As part of a broader statement delivered on Tuesday morning PM May said: “This was among the worst terrorist incidents we have ever experienced in the United Kingdom. And although it is not the first time Manchester has suffered in this way, it is the worst attack the city has experienced, and the worst ever to hit the North of England.

“We struggle to comprehend the warped and twisted mind that sees a room packed with young children not as a scene to cherish, but as an opportunity for carnage. But we can continue to resolve to thwart such attacks in future, to take on and defeat the ideology that often fuels this violence, and if there turn out to be others responsible for this attack, to seek them out and bring them to justice.

“At terrible moments like these it is customary for leaders, politicians and others to condemn the perpetrators and declare that the terrorists will not win.  But the fact that we have been here before, and the fact that we need to say this again, does not make it any less true.

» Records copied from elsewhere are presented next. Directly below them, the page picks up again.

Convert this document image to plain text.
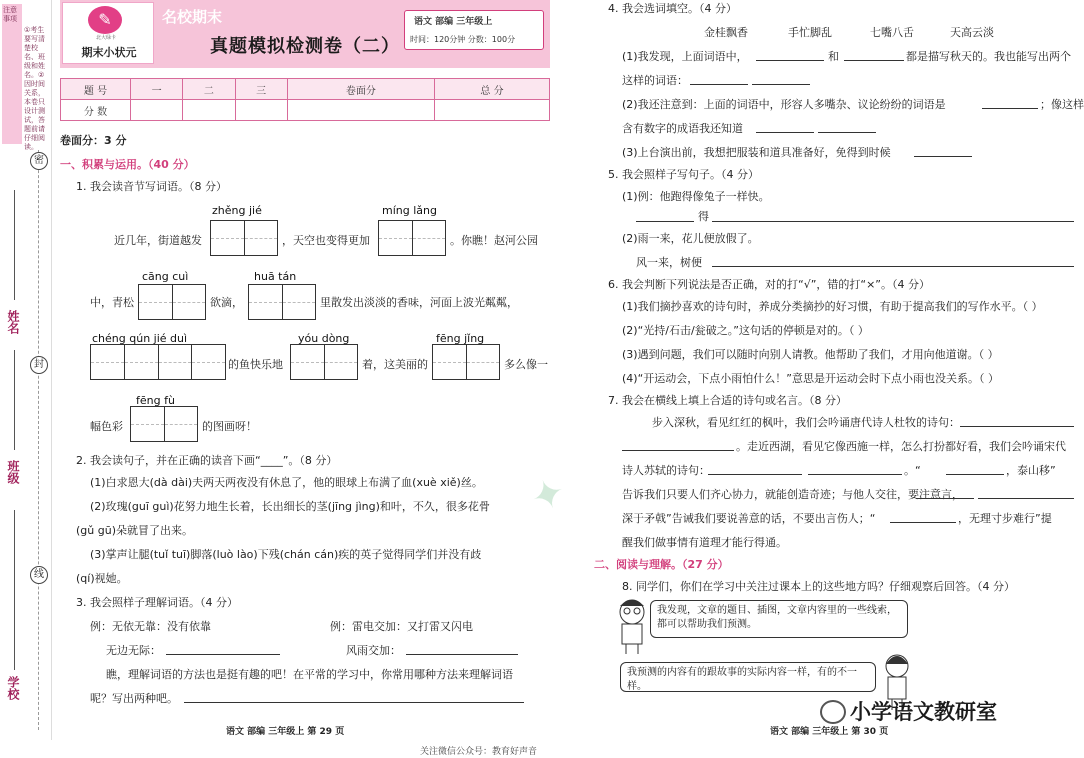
注意事项
①考生要写清楚校名、班级和姓名。②因时间关系，本卷只设计测试，答题前请仔细阅读。
密
封
线
姓名
班级
学校
✎
北大绿卡
期末小状元
名校期末
真题模拟检测卷（二）
语文 部编 三年级上
时间：120分钟 分数：100分
题 号	一	二	三	卷面分	总 分
分 数					
卷面分：3 分
一、积累与运用。（40 分）
1. 我会读音节写词语。（8 分）
zhěng jié	míng lǎng
近几年，街道越发	，天空也变得更加	。你瞧！赵河公园
cāng cuì	huā tán
中，青松	欲滴，	里散发出淡淡的香味，河面上波光粼粼，
chéng qún jié duì	yóu dòng	fēng jǐng
的鱼快乐地	着，这美丽的	多么像一
fēng fù
幅色彩	的图画呀！
2. 我会读句子，并在正确的读音下画“____”。（8 分）
(1)白求恩大(dà dài)夫两天两夜没有休息了，他的眼球上布满了血(xuè xiě)丝。
(2)玫瑰(guī guì)花努力地生长着，长出细长的茎(jīng jìng)和叶，不久，很多花骨
(gǔ gū)朵就冒了出来。
(3)掌声让腿(tuǐ tuī)脚落(luò lào)下残(chán cán)疾的英子觉得同学们并没有歧
(qí)视她。
3. 我会照样子理解词语。（4 分）
例：无依无靠：没有依靠	例：雷电交加：又打雷又闪电
无边无际：	风雨交加：
瞧，理解词语的方法也是挺有趣的吧！在平常的学习中，你常用哪种方法来理解词语
呢？写出两种吧。
语文 部编 三年级上 第 29 页
4. 我会选词填空。（4 分）
金桂飘香	手忙脚乱	七嘴八舌	天高云淡
(1)我发现，上面词语中，	和	都是描写秋天的。我也能写出两个
这样的词语：
(2)我还注意到：上面的词语中，形容人多嘴杂、议论纷纷的词语是	；像这样
含有数字的成语我还知道
(3)上台演出前，我想把服装和道具准备好，免得到时候
5. 我会照样子写句子。（4 分）
(1)例：他跑得像兔子一样快。
得
(2)雨一来，花儿便放假了。
风一来，树便
6. 我会判断下列说法是否正确，对的打“√”，错的打“×”。（4 分）
(1)我们摘抄喜欢的诗句时，养成分类摘抄的好习惯，有助于提高我们的写作水平。（ ）
(2)“光持/石击/瓮破之。”这句话的停顿是对的。（ ）
(3)遇到问题，我们可以随时向别人请教。他帮助了我们，才用向他道谢。（ ）
(4)“开运动会，下点小雨怕什么！”意思是开运动会时下点小雨也没关系。（ ）
7. 我会在横线上填上合适的诗句或名言。（8 分）
步入深秋，看见红红的枫叶，我们会吟诵唐代诗人杜牧的诗句：
。走近西湖，看见它像西施一样，怎么打扮都好看，我们会吟诵宋代
诗人苏轼的诗句：	。“	，泰山移”
告诉我们只要人们齐心协力，就能创造奇迹；与他人交往，要注意言，
深于矛戟”告诫我们要说善意的话，不要出言伤人；“	，无理寸步难行”提
醒我们做事情有道理才能行得通。
二、阅读与理解。（27 分）
8. 同学们，你们在学习中关注过课本上的这些地方吗？仔细观察后回答。（4 分）
我发现，文章的题目、插图，文章内容里的一些线索，都可以帮助我们预测。
我预测的内容有的跟故事的实际内容一样，有的不一样。
✦
语文 部编 三年级上 第 30 页
小学语文教研室
关注微信公众号：教育好声音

“For as so often, while we experienced the worst of humanity in Manchester last night, we also saw the best. The cowardice of the attacker met the bravery of the emergency services and the people of Manchester. The attempt to divide us met countless acts of kindness that brought people closer together.

“And in the days ahead, those must be the things we remember. The images we hold in our minds should not be those of senseless slaughter, but of the ordinary men and women who put concerns about their own safety to one side and rushed to help.

“Of the men and women of the emergency services who worked tirelessly to bring comfort, to help and to save lives. Of the messages of solidarity and hope of all those who opened their homes to the victims. For they are the images that embody the spirit of Manchester and the spirit of Britain – a spirit that, through years of conflict and terrorism, has never been broken. And will never be broken.”

Just yesterday the Indian High Commission organised a community-wide event to mark Anti-Terrorism Day, coinciding with former Prime Minister Rajiv Gandhi’s death anniversary on May 21. Speaking at the event Indian High Commissioner to the UK Yashvardhan Kumar Sinha led an anti-terrorist pledge saying: “The scourge of terrorism affects innocent lives not just in one country but across the globe. No country and no people should shelter terrorists, promote terrorists or appease terrorists.”